The coffee tastes like rust and burnt plastic, but I drink it anyway. We're somewhere in Arizona now, at a rest stop off I-40 with vending machines that flicker and bathrooms that smell like piss and bleach. The sunny day is drawing to an end, the best part of the day.

Dom's been checking the mirrors for the last hour. Not obviously as he's too controlled for that, but I notice. The way his eyes flick to the rearview every thirty seconds. The way his jaw tightens when a car passes us going the opposite direction. The way he took three unnecessary exits in the last fifty miles, looping back onto the highway like he's testing something.

He thinks I don't see it, but I see everything. I’m as obsessed with him as he is with me.

"You want to tell me what's going on?" I ask, setting my bottle of water on the dashboard.
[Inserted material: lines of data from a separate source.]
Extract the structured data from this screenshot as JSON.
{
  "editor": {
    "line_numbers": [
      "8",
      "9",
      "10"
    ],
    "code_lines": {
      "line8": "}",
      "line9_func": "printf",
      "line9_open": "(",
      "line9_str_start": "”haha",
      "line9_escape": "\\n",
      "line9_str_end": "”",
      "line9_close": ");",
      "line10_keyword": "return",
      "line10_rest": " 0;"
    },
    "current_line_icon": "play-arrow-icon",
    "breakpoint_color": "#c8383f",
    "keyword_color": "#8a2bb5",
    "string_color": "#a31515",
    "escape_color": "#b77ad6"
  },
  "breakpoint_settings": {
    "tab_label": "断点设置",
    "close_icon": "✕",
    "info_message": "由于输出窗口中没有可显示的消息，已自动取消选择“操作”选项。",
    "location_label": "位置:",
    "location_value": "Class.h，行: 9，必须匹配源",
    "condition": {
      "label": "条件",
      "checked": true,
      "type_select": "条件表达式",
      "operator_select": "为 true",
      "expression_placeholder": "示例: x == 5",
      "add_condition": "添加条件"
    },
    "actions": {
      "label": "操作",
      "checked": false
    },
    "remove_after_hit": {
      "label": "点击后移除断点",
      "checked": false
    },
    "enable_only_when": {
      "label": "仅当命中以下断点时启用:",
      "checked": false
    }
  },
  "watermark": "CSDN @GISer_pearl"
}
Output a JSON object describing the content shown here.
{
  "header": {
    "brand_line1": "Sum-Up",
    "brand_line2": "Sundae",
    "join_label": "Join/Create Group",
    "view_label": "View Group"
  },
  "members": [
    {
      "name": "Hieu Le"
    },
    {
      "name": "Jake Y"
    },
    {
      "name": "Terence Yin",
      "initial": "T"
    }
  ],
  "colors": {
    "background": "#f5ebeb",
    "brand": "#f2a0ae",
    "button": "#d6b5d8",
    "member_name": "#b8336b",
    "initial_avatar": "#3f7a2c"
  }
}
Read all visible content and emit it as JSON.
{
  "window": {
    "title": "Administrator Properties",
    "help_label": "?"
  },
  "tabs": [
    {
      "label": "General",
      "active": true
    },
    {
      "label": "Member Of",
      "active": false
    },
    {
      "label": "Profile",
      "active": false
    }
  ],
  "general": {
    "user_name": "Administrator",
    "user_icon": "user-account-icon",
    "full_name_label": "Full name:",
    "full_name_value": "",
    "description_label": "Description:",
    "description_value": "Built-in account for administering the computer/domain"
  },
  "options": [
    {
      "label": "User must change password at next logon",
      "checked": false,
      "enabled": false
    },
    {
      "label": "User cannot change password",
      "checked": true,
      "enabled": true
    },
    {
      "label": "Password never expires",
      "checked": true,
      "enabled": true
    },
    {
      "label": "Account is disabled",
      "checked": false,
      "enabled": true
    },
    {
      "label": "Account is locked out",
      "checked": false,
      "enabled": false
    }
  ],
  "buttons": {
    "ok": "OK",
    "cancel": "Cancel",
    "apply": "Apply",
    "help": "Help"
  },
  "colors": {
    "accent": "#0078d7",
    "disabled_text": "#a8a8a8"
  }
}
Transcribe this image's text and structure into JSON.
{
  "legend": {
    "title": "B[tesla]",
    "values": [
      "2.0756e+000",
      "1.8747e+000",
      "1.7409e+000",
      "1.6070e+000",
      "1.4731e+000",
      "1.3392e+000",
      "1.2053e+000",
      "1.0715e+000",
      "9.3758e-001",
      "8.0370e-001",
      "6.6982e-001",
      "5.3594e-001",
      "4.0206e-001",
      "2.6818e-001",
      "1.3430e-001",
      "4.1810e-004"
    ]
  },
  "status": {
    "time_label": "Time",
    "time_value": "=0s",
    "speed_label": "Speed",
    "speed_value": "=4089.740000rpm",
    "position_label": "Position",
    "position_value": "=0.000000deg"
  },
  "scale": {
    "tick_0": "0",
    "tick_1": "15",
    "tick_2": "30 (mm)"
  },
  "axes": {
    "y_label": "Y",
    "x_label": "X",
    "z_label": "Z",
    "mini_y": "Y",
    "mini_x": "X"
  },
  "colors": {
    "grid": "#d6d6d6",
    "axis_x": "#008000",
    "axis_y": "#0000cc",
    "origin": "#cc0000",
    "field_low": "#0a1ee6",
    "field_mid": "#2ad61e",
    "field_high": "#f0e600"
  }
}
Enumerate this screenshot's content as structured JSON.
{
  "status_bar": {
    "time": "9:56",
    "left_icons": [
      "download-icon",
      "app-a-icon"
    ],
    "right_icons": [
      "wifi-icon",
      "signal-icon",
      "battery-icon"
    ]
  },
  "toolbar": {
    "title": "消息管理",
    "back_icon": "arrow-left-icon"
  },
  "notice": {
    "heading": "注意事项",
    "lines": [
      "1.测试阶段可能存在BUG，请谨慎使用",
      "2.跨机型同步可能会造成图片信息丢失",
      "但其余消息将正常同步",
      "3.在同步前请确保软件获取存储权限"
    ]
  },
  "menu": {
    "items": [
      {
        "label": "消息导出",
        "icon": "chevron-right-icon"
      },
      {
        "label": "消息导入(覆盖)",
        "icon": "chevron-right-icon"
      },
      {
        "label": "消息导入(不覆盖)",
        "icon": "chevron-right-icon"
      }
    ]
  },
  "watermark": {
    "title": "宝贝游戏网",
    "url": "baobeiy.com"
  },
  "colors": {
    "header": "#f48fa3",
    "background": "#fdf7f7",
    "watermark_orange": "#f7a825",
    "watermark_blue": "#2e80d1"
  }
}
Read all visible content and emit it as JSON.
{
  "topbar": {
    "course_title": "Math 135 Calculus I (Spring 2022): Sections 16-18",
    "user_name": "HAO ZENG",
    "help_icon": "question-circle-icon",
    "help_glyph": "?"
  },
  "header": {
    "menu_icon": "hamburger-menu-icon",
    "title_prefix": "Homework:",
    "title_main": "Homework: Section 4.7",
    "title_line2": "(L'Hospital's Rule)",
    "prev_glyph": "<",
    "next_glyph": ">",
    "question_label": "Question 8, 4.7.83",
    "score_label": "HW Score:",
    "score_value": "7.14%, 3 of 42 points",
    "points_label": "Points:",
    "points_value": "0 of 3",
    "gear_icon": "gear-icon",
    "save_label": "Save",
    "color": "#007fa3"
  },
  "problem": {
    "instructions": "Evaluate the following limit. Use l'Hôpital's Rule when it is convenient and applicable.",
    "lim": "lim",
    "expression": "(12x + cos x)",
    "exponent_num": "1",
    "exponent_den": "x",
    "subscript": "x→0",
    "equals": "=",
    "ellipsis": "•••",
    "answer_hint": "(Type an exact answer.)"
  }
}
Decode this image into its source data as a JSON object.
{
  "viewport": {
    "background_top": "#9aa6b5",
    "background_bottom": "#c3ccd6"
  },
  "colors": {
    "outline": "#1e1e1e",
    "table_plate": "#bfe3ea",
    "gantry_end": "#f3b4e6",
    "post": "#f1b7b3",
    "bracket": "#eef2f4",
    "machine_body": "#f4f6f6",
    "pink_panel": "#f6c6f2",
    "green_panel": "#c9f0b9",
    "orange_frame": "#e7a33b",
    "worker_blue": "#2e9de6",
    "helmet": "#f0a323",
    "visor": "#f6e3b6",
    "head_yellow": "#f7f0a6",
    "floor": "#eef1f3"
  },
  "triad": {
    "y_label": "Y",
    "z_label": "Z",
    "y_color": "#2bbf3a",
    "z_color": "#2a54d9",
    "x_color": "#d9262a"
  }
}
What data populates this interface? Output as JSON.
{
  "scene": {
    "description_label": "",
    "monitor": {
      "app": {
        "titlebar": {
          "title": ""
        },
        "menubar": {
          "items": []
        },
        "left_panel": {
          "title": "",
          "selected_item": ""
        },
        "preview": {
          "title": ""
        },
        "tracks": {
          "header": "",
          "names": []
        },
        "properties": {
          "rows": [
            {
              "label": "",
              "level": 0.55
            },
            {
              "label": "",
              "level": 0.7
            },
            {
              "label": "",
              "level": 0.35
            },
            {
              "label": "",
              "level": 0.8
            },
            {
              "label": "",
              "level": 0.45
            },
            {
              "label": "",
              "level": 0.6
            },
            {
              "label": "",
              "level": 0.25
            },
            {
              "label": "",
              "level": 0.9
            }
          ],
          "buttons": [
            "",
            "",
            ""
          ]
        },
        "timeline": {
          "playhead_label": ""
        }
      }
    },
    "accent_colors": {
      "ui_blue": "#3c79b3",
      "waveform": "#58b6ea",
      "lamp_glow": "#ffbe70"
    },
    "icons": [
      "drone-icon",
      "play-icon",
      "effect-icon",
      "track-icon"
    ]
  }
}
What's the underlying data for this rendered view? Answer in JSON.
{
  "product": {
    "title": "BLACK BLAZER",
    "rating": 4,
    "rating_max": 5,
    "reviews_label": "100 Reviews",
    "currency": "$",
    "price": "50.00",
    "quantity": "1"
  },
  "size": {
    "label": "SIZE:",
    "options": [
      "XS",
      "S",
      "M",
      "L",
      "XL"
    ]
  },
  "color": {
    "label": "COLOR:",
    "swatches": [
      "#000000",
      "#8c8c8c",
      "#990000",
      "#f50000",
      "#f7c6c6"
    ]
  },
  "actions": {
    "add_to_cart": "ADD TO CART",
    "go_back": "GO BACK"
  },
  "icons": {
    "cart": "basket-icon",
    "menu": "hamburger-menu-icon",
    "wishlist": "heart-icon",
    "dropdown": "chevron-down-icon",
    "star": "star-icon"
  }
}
He doesn't look at me. "What do you mean?"

"You've been driving like we're being followed for the last two hours. You took that exit near Flagston for no reason. And you keep checking your phone like you're waiting for bad news."

"I'm being careful."

"You're being paranoid again."

"Same thing."

I study his profile, the stoic face, the tension in his body like he is ready to pounce at any given moment, the annoying way he taps his fingers against his thigh like it’s a sensory distraction. He's hiding something. Something that's making him more tense than usual, and that's saying a lot for someone who catalogs surveillance cameras like other people count sheep.

"Dom."

"Yeah?"

"Tell me."

He's quiet for a long moment, and I can feel the weight of whatever he's not saying pressing against the space between us. Finally, he pulls off at the next exit at another rest stop, this one even more desolate than the last. He shuts off the engine and sits there, staring straight ahead.

"There are cameras," he says finally.

"I know there are cameras. There are always cameras."

"Not like this.The small town, at the gas station where we dealt with Carl, they had cameras at multiple angles, and now there are witnesses."